Spanien kann es wohl nicht schaffen

" ...drückt sich in dieser Entwicklung das rapide nachlassende Vertrauen der Marktteilnehmer in die spanische Regierung aus."
Meine Beurteilung ist:
Spanien hat Förder/Strukturmittel sinnlos verpulvert. Eine Industrialisierung hat nicht stattgefunden und das Land hat neben Landwirtschaft und Tourismus keine anderen Standbeine.
Der geplatzte Bauboom war durch unfassbare Steuervergünstigungen auf Pump befeuert und schuf 20% der Bruttosozialproduktes.
Zapateros falsche Immigrationspolitik zwischen 2007 und 2011 bescherte dem Land mit Familiennachzug und Geburten 2 Millionen neue Bürgen. Davon arbeiten 300.000. Beim Rest der Bevölkerung liegt die Arbeitslosigkeit bei über 23%. In der Gruppe bis 30 Jahre bei fast 50%.
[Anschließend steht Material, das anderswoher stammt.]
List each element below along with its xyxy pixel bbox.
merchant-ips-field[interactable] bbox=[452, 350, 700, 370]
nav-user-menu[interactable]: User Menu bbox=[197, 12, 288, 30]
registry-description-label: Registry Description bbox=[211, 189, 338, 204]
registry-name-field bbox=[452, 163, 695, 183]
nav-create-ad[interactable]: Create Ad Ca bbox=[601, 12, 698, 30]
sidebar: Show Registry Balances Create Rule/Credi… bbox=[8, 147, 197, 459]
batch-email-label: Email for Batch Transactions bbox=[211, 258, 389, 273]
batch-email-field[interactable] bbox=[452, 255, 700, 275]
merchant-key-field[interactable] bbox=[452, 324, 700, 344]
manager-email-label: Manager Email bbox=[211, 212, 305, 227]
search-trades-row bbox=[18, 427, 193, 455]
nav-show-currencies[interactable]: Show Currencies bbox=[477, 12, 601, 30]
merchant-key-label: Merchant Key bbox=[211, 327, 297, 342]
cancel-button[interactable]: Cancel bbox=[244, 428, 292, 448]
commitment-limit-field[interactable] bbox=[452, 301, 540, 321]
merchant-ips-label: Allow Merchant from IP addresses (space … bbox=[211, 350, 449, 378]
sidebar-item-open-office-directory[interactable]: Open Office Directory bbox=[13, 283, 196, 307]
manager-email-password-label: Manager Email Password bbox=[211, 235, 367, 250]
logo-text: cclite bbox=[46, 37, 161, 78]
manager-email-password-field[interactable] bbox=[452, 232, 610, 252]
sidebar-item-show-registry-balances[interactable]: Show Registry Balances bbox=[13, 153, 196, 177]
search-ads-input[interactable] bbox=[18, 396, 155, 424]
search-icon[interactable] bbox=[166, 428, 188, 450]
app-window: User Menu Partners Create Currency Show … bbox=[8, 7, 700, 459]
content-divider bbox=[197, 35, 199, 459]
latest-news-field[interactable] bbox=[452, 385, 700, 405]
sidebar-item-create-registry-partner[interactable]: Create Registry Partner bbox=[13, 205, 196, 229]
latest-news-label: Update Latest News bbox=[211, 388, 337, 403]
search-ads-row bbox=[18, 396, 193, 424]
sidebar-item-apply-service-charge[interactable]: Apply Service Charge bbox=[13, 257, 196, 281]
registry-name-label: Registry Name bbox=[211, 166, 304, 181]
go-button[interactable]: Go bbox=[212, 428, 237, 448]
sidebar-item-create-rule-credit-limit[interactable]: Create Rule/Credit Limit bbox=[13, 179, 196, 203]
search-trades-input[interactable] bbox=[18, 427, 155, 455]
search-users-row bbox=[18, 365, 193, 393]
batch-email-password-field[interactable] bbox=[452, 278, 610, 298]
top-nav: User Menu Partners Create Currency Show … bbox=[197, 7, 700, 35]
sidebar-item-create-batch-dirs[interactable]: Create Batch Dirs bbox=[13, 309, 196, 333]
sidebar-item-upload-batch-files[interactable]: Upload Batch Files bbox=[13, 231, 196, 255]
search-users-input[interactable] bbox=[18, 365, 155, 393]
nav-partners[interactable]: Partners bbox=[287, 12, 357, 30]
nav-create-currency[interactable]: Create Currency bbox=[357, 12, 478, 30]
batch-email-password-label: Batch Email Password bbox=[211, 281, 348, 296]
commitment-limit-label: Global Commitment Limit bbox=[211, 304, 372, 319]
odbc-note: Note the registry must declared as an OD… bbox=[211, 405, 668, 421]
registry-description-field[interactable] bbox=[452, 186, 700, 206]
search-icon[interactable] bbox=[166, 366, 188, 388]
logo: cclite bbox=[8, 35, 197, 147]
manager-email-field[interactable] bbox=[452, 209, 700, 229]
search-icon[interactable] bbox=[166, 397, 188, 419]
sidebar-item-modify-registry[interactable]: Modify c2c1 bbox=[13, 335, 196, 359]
Der Markt spiegelt nicht das Vertrauen in die Regierung wider. Rajoy hat in 3 Monaten mehr Reformen umgesetzt, als Griechenland in 3 Jahren.
Der Markt spiegelt die Zweifel wider, ob Spanien es trotz aller Anstrengungen unter diesen Rahmenbedingungen schaffen kann.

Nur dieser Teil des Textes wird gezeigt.